The chefs de cave of sibling Champagne houses Charles Heidsieck (tastings) and Piper-Heidsieck (tastings) have both toured Australia in recent months, flying the flags for their respective marques. I’ve always been a fan of Charles Heidsieck: I love its rich, complex, mellow style, the result of long ageing on tirage and extra-generous helpings of reserve wines in the non-vintage Brut Reserve (tasting).

And I also admire the Piper wines – for different reasons. The Brut NV (tasting) is arguably the best value for money around at the present time: it’s a very good wine in a lighter, younger style than Charles, and you can buy it for under $40 by the six-pack at Vintage Cellars – terrific value.

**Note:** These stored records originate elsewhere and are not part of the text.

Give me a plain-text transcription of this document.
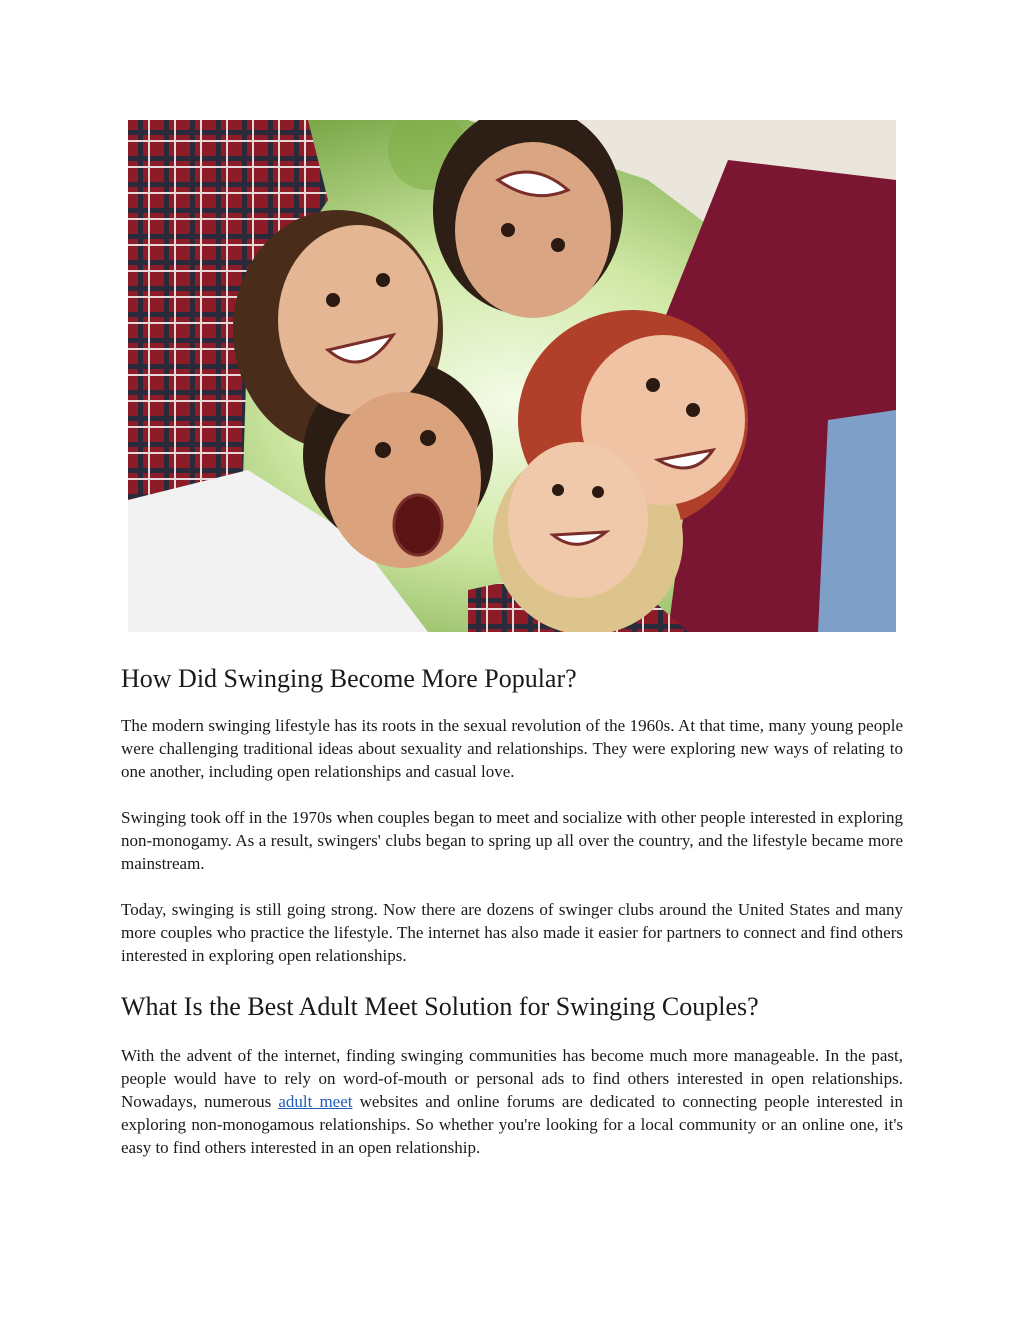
How Did Swinging Become More Popular?

The modern swinging lifestyle has its roots in the sexual revolution of the 1960s. At that time, many young people were challenging traditional ideas about sexuality and relationships. They were exploring new ways of relating to one another, including open relationships and casual love.

Swinging took off in the 1970s when couples began to meet and socialize with other people interested in exploring non-monogamy. As a result, swingers' clubs began to spring up all over the country, and the lifestyle became more mainstream.

Today, swinging is still going strong. Now there are dozens of swinger clubs around the United States and many more couples who practice the lifestyle. The internet has also made it easier for partners to connect and find others interested in exploring open relationships.

What Is the Best Adult Meet Solution for Swinging Couples?

With the advent of the internet, finding swinging communities has become much more manageable. In the past, people would have to rely on word-of-mouth or personal ads to find others interested in open relationships. Nowadays, numerous adult meet websites and online forums are dedicated to connecting people interested in exploring non-monogamous relationships. So whether you're looking for a local community or an online one, it's easy to find others interested in an open relationship.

As well, Piper’s deluxe cuvée – Rare vintage – is a great wine by any standards. Chef de cave Régis Camus showed off the current release 2002 (tasting), from an exceptional year, as well as a magnum of 1998 (tasting) and a bottle of 1988 (tasting – produced without malolactic fermentation, which Piper didn’t introduce till 1990). At almost 18 years, the 1998 was a magnificent wine, but the ’02 is undoubtedly in the same class. Régis also let slip that a 2007 Rare Rosé will be coming out in the next few months.

Back to Charles Heidsieck, and its new cellarmaster, Cyril Brun, who joined the company in May 2015 following the sudden, premature death of Thierry Roset.

Régus Camus himself was previously the boss at both Charles and Piper, so there is continuity.

Cyril Brun is Champenois born and bred, from a family of vignerons in Ay. He studied in Reims and worked at Chateau Haut Brion, then in California, did an MBA and came back to France to work for his family, then for a German wine group and then for Veuve Clicquot (tastings) and finally Charles Heidsieck.

He was candid in his remarks about the company’s business plan. Charles’s sales tumbled while it was under the Rémy Cointreau ownership in the late ‘80s and ‘90s. While sales declined, grape intake was maintained, with the result that stocks of reserve wines grew.

“I am very confident we can grow sales without loss of quality or age in the wines,” Cyril said. “We will be happy to double our sales in the next 10 years. That is not so much: in the mid-‘80s we were bigger than Veuve Clicquot.”

One of my favourite Champagnes is Charles Heidsieck’s Blanc des Millenaires 1995 (a blanc de blancs based on Le Mesnil – tasting), which has been on sale for at least eight years and with each disgorgement keeps getting better and better. It represents the spirit of another great, late winemaker, Daniel Thibault, who preceded Régis Camus at Charles. Thibault is credited with re-casting the house styles of the two Heidsiecks.

He recognised the quality of the 1995 vintage (the best year of the nineties, says Cyril) and made much more Blanc de Millenaires than he was supposed to. Hence it is still available. But there is no hurry to sell it, as the wine is still improving.

Cyril believes the best disgorgement is the latest, as he prefers to have some of the freshness (he uses the word ‘greenness’) of a newly disgorged wine. At the same time it has the complexity of long tirage time, as well as the minimum of 12 months on cork post-disgorgement, which is mandatory at Charles. The bottle was tasted recently was disgorged at the end of 2014, and a greater bottle would be hard to imagine. A fitting legacy for Daniel Thibault.